Song by J. Cole

from the album 4 Your Eyez Only
- Released: December 9, 2016
- Recorded: 2016
- Genre: Hip hop
- Length: 3:20
- Label: Dreamville; Roc Nation; Interscope;
- Songwriter(s): Jermaine Cole;
- Producer(s): Cardiak; Frank Dukes;

= Immortal (J. Cole song) =

"Immortal" is a song by American rapper J. Cole, released on December 9, 2016 from his fourth studio album, 4 Your Eyez Only.

==Background==
The song was recorded at the Sheltuh in North Carolina and Electric Lady Studios in New York City. The song was produced by Cardiak, Frank Dukes with additional production from J. Cole. "Immortal" also features background vocals from Kay Foxx.

==Critical reception==
The track was generally well-received from critics. Paul A. Thompson of Pitchfork compared the song to 2Pac saying Cole "comes to life on “Immortal,” which sounds as if someone played Cole an unheard 2Pac song from the Makaveli sessions and then dared him to recreate it from memory. The song’s narrator feeds baggies through a burglar bar, watches Bic lighters wave under spoons, wakes up early to hit the Bowflex. It’s details like that last one that set “Immortal” apart from so much of Cole’s early work: you can see the speaker bathed in the artificial light of 3 a.m. infomercials, figuring he needs to put some weight on."
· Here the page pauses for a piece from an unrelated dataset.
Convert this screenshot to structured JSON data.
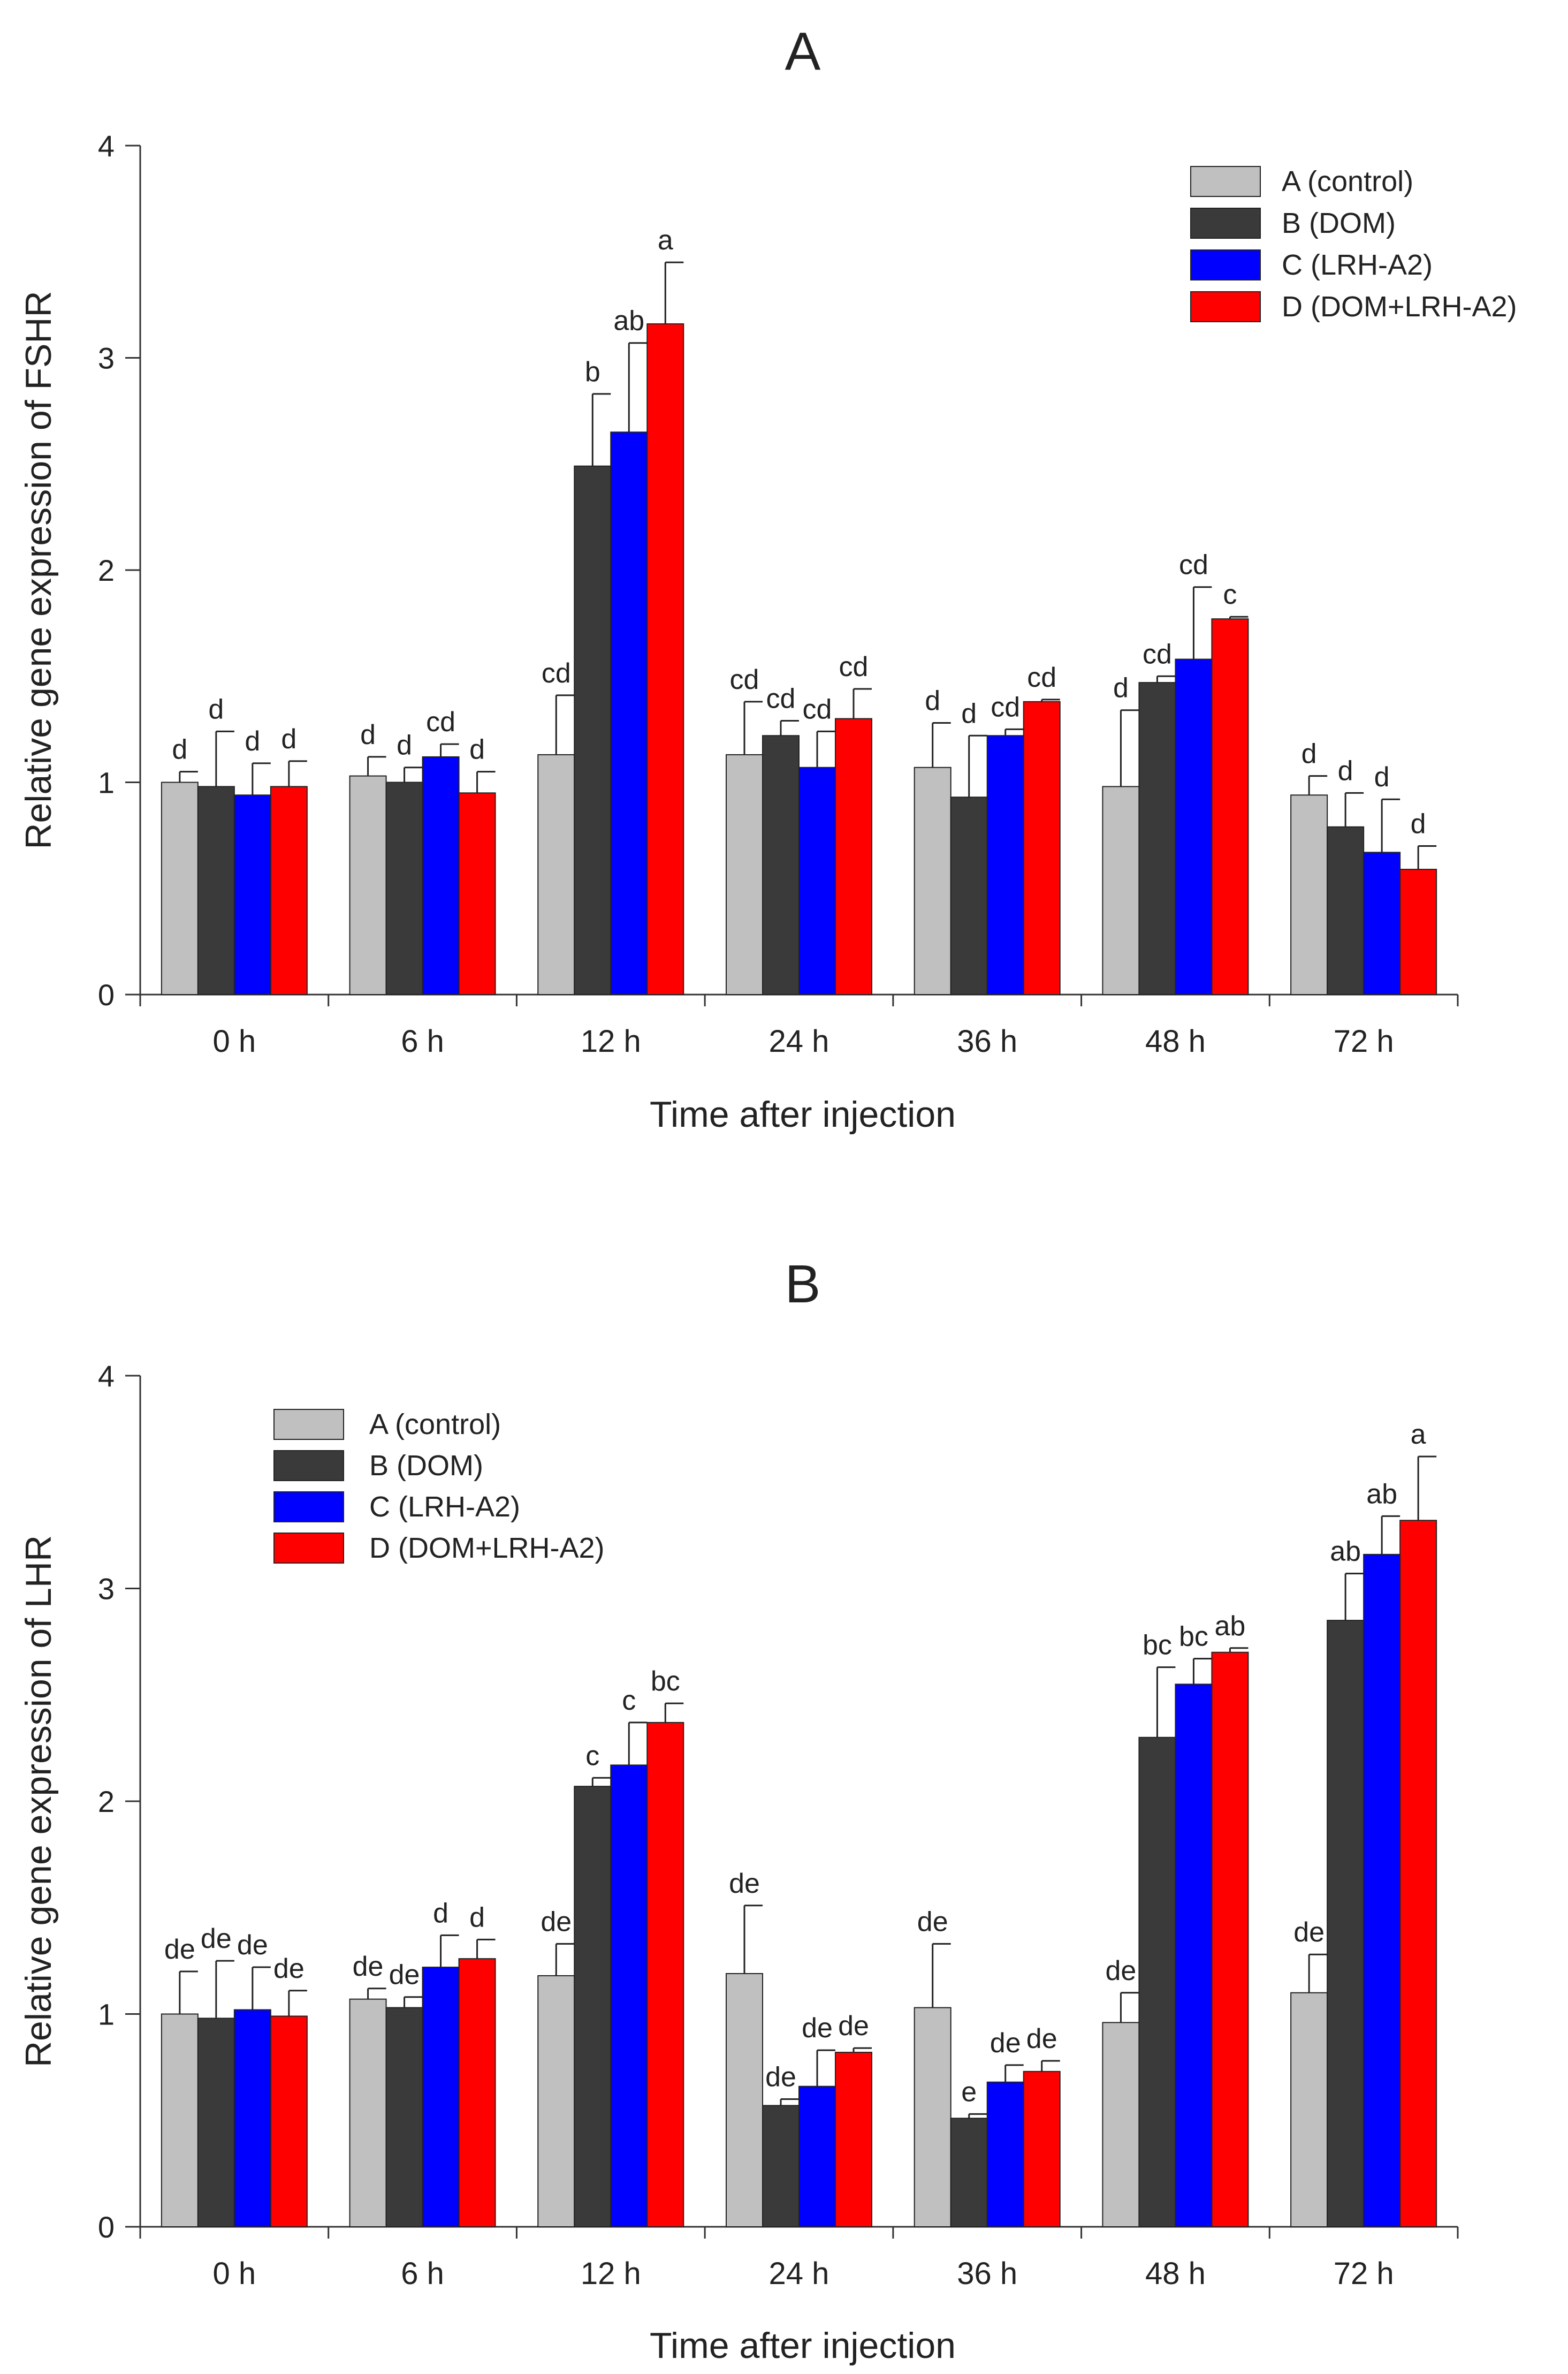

==Commercial performance==
Upon its first week of release, "Immortal" debuted at number 11 on the US Billboard Hot 100, which marks as one of his highest charting positions to date, and at number 6 on the US Hot R&B/Hip-Hop Songs chart.

==Charts==

| Chart (2016) | Peak position |
|---|---|
| Australia (ARIA) | 57 |
| Canada (Canadian Hot 100) | 12 |
| New Zealand Heatseekers (RMNZ) | 4 |
| Sweden (Sverigetopplistan) | 98 |
| Switzerland (Schweizer Hitparade) | 75 |
| UK Singles (OCC) | 49 |
| US Billboard Hot 100 | 11 |
| US Hot R&B/Hip-Hop Songs (Billboard) | 6 |

==Certifications==

| Region | Certification | Certified units/sales |
| Australia (ARIA) | Platinum | 70,000^{‡} |
| United Kingdom (BPI) | Silver | 200,000^{‡} |
| United States (RIAA) | Platinum | 1,000,000^{‡} |
^{‡} Sales+streaming figures based on certification alone.